Regarding the UFS meeting - the workshop this week is really heavily focused on NWP/HPC applications. I think the "EPIC" program came up very briefly at the beginning of yesterday's meeting, but it's been really clear that the cloud/data support focus needed for the UFS to successfully evolve is not really within the scope of this meeting.

Inside of EPIC though, it's a different story, and one with a ton of potential for synergy with the Pangeo community.

Ryan Abernathey
@rabernat
@darothen - how can we best take advantage of the EPIC opportunity? What sort of top-level coordination is needed from Pangeo? This might be a good way to bootstrap 2i2c (http://2i2c.org/)
Daniel Rothenberg
@darothen

@rabernat it's a great question... I wish I had a good answer!

One of the most important things will be to see the outcome of the open-competition RFP that NOAA put out earlier this year to solicit a commercial partner for building out core EPIC infrastructure (https://wpo.noaa.gov/Resources/News/ArtMID/446/ArticleID/69/Contract-Opportunity-NOAAs-EPIC-releases-RFP). A few big name folks are submitting responses (my company is partnered with another major contractor as the prime) and I think whoever wins will likely be very open to direct collaboration, since a major enabler of EPIC will be the establishment of easy-access, cloud-based and optimized datasets to feed into whatever evolves into "UFS on the Cloud"

The timeline of the published outcomes for UFS capabilities expected from EPIC is incredibly accelerated... it's going to leave very little room for infrastructure tech development, which I suspect is going to leave a lot of folks looking for ready-to-go analysis platforms like Pangeo that can be deployed to the cloud co-located with the UFS deployment itself
I can try to join the next Pangeo weekly video meeting and chat with folks about it if there's interest
Ryan Abernathey
@rabernat
:+1:
Aimee Barciauskas
@abarciauskas-bgse
@rabernat as noted in the rechunker repo, I’m working on rechunking a zarr store using an S3 file system and a local dask cluster operating on an r5.16xlarge (20 workers). The rechunking (estimated time to complete right now would be about 100 hours) is going very slowly even though everything is in us-west-2. Workers have enough memory (using 30-40%) but are maxing out CPU (>100%, each worker has 4 cores). Any advice? Should I try an instance with more CPU? (Should I also post this question on pangeo-data discourse)?
Ryan Abernathey
@rabernat
Open an issue in rechunker with all the details, and we will help you debug
Aimee Barciauskas
@abarciauskas-bgse
:+1:
Aimee Barciauskas
@abarciauskas-bgse
Chelle Gentemann
@cgentemann
A new JAXA instrument, launch ~2024 is asking for advice about file formats. They have two suggested models, both netcdf4, cf-compliant. 1) data organized into groups. 2) data not organized into groups. I generally don't like groups because of the way you have to load them in xarray as separate datasets. Are there any reasons to prefer / not perfer groups? Thanks.
Joe Hamman
@jhamman
My agrument against using netcdf groups usually comes down to avoiding complexity of linked data between groups. From a purely practical perspective, its quite nice for a group to be self contained (including all its own necessary metadata) without references to other groups.

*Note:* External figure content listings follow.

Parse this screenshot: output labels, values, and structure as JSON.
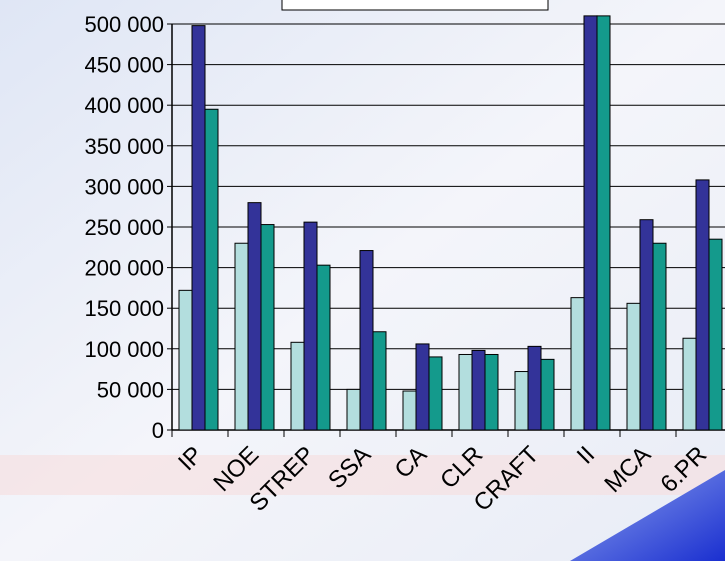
{
  "chart_data": {
    "type": "bar",
    "categories": [
      "IP",
      "NOE",
      "STREP",
      "SSA",
      "CA",
      "CLR",
      "CRAFT",
      "II",
      "MCA",
      "6.PR"
    ],
    "series": [
      {
        "color": "#b3dede",
        "values": [
          172000,
          230000,
          108000,
          50000,
          48000,
          93000,
          72000,
          163000,
          156000,
          113000
        ]
      },
      {
        "color": "#333399",
        "values": [
          498000,
          280000,
          256000,
          221000,
          106000,
          98000,
          103000,
          510000,
          259000,
          308000
        ]
      },
      {
        "color": "#149a8c",
        "values": [
          395000,
          253000,
          203000,
          121000,
          90000,
          93000,
          87000,
          510000,
          230000,
          235000
        ]
      }
    ],
    "ylim": [
      0,
      500000
    ],
    "yticks": [
      {
        "value": 0,
        "label": "0"
      },
      {
        "value": 50000,
        "label": "50 000"
      },
      {
        "value": 100000,
        "label": "100 000"
      },
      {
        "value": 150000,
        "label": "150 000"
      },
      {
        "value": 200000,
        "label": "200 000"
      },
      {
        "value": 250000,
        "label": "250 000"
      },
      {
        "value": 300000,
        "label": "300 000"
      },
      {
        "value": 350000,
        "label": "350 000"
      },
      {
        "value": 400000,
        "label": "400 000"
      },
      {
        "value": 450000,
        "label": "450 000"
      },
      {
        "value": 500000,
        "label": "500 000"
      }
    ],
    "grid": true
  }
}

In my experience, data providers that choose to go the groups route, get too clever with the groups concept (usually to save space) and that makes use of the data harder for everyone else.
Ryan Abernathey
@rabernat
Weekly checkin meeting in 5 minutes!
Chelle Gentemann
@cgentemann
link?
Tom Augspurger
@TomAugspurger
Daniel Rothenberg
@darothen
@cgentemann - the easiest place to reach me is my work e-mail, daniel@climacell.co. I'll also drop my contact info in the Google Docs meeting notes
Ryan Abernathey
@rabernat
Are all the ESIP videos online? I can't find them.
Scott Henderson
@scottyhq
maybe not all of them are posted, and the links aren’t obvious. But for this session https://2020esipsummermeeting.sched.com/event/cIvF you can scroll down to links to ‘View Recording’ and ‘View Session Notes'
Joe Hamman
@jhamman
Long overdue pangeo coffee break today at 8a pt.
Tom Augspurger
@TomAugspurger
Sorry thunderstorm going over. Had a power flicker.
And my modem isn’t on a UPS.
Losing power now so probably won’t be able to rejoin.